Thoughts on the Lightning network? Thoughts on privacy in bitcoin? 1) On privacy: Bitcoin isn’t private. Financial privacy is really important. In the US, many think of privacy as a means for terrorists to hide, but in countries with governments that do not have an open society it is a powerful tool for the citizens to be able to protect their ability to dissent and have freedoms that we take for granted. I’m excited about the potential for technology like ZeroCash to revolutionize this space. The tricky part of any global protocol or network is that anything we do in one country ripples across the world and has unintended consequences. The key is balancing the needs of people in a huge variety of environments.
2) On Lightning: It’s a great idea. I’ve been thinking of Bitcoin as a layer on the internet stack, like TCP/IP. Protocols like lightning are like HTTP, making it easier and more accessible for the world.
Sounds political ;) It sort of is. :-)
In the course of your career, what has been your greatest setback or stumbling block? I think that every major setback that I've had has made me stronger so in many ways - like a healthy immune system - without the challenges, I wouldn't have growth would be who I am. So first off, I don't see setbacks or stumbling blocks (as long ask they don't kill you) as negative things.
Probably the thing that set me back the most was when my mother died of cancer and it turned out that we had spent all of our money + a couple of hundreds of thousands of dollars on medical bills. I ended up spending the next few years living in a pretty shitty place working for a pretty shitty guy digging myself out of the hole. At some level that built character, but I think it also provided me with the energy to get off my ass and do real work and start a real business so I didn't have to work for people I didn't like.
Hi there! Thanks once again for this AMA. In relation to the question above, what would you consider your biggest failure and how did you learn from this? Much thanks. My biggest failure was probably the incubator that I built in 2000 in Japan called Neoteny. We were backed by some VCs who thought that a big full service incubator would be more successful than a fund so we built a big facility, hired a bunch of people (40+), raised a bunch of money and started investing in and incubating companies.
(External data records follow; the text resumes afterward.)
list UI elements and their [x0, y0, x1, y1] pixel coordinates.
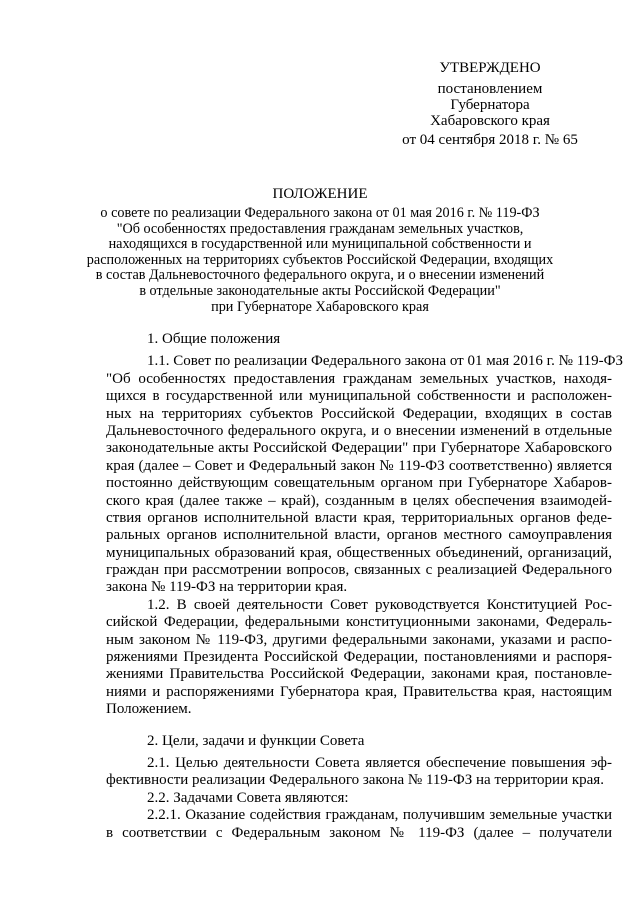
paragraph-line: ствия органов исполнительной власти края, территориальных органов феде- [106, 509, 612, 526]
section-1-heading: 1. Общие положения [147, 331, 281, 347]
paragraph-line: 1.1. Совет по реализации Федерального закона от 01 мая 2016 г. № 119-ФЗ [147, 353, 623, 370]
paragraph-line: ниями и распоряжениями Губернатора края, Правительства края, настоящим [106, 683, 612, 700]
title-line: в состав Дальневосточного федерального округа, и о внесении изменений [95, 267, 545, 284]
paragraph-line: ряжениями Президента Российской Федерации, постановлениями и распоря- [106, 649, 612, 666]
paragraph-2-2 [106, 790, 612, 807]
paragraph-line: 2.1. Целью деятельности Совета является обеспечение повышения эф- [147, 755, 612, 772]
title-line: "Об особенностях предоставления гражданам земельных участков, [116, 220, 524, 237]
paragraph-line: Положением. [106, 701, 192, 718]
paragraph-line: ральных органов исполнительной власти, органов местного самоуправления [106, 527, 612, 544]
title-line: о совете по реализации Федерального закона от 01 мая 2016 г. № 119-ФЗ [100, 205, 540, 221]
paragraph-line: Дальневосточного федерального округа, и о внесении изменений в отдельные [106, 422, 612, 439]
paragraph-2-2-1 [106, 807, 612, 842]
paragraph-line: 2.2.1. Оказание содействия гражданам, получившим земельные участки [147, 807, 612, 824]
paragraph-line: жениями Правительства Российской Федерации, законами края, постановле- [106, 666, 612, 683]
paragraph-line: законодательные акты Российской Федерации" при Губернаторе Хабаровского [106, 440, 612, 457]
approval-line: постановлением [437, 81, 543, 97]
paragraph-line: закона № 119-ФЗ на территории края. [106, 579, 348, 596]
document-title [80, 186, 560, 315]
section-2-heading: 2. Цели, задачи и функции Совета [147, 732, 365, 749]
paragraph-2-1 [106, 755, 612, 790]
paragraph-line: 2.2. Задачами Совета являются: [147, 789, 349, 806]
paragraph-line: муниципальных образований края, общественных объединений, организаций, [106, 544, 612, 561]
paragraph-line: ского края (далее также – край), созданным в целях обеспечения взаимодей- [106, 492, 612, 509]
title-line: находящихся в государственной или муниципальной собственности и [108, 236, 532, 253]
paragraph-line: фективности реализации Федерального закона № 119-ФЗ на территории края. [106, 772, 604, 789]
paragraph-line: щихся в государственной или муниципальной собственности и расположен- [106, 388, 612, 405]
title-line: при Губернаторе Хабаровского края [211, 298, 429, 315]
paragraph-line: сийской Федерации, федеральными конституционными законами, Федераль- [106, 614, 612, 631]
document-body [106, 331, 623, 842]
approval-stamp [380, 60, 600, 148]
title-heading: ПОЛОЖЕНИЕ [272, 186, 368, 202]
paragraph-line: в соответствии с Федеральным законом № 119-ФЗ (далее – получатели [106, 824, 612, 841]
paragraph-line: 1.2. В своей деятельности Совет руководствуется Конституцией Рос- [147, 596, 612, 613]
approval-line: Хабаровского края [430, 113, 550, 129]
paragraph-line: ных на территориях субъектов Российской Федерации, входящих в состав [106, 405, 612, 422]
paragraph-line: постоянно действующим совещательным органом при Губернаторе Хабаров- [106, 475, 612, 492]
paragraph-line: края (далее – Совет и Федеральный закон № 119-ФЗ соответственно) является [106, 457, 612, 474]
paragraph-1-1 [106, 353, 623, 596]
title-line: расположенных на территориях субъектов Российской Федерации, входящих [86, 251, 554, 268]
paragraph-line: "Об особенностях предоставления гражданам земельных участков, находя- [106, 370, 612, 387]
approval-line: от 04 сентября 2018 г. № 65 [402, 132, 578, 148]
paragraph-1-2 [106, 597, 612, 719]
approval-line: УТВЕРЖДЕНО [439, 60, 541, 76]
approval-line: Губернатора [450, 97, 530, 113]
title-line: в отдельные законодательные акты Российской Федерации" [139, 282, 501, 299]
paragraph-line: ным законом № 119-ФЗ, другими федеральными законами, указами и распо- [106, 631, 612, 648]
paragraph-line: граждан при рассмотрении вопросов, связанных с реализацией Федерального [106, 562, 612, 579]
A lot of this was driven by the VC and the market at the time where many incubators were going public at valuations that were many times the value of their portfolios. Soon this model fell out of favor of the market, the model didn't actually work that well, the VCs pushed us to shut down and I had to fire everyone and wind the company down, pay the remaining cash back to our investors and set up a skeleton team to manage the portfolio of investments.
We did some good things like invest in Six Apart that developed Movable Type which didn't end up being a great investment financially, but did help bring blogging to the world.
Although I view it as a massive failure on my part, almost all of my investors are still friends and many of them have continued to invest in my companies and my funds, in part because I think we were always honest and tried to make the right decisions for the employees as well as the shareholders.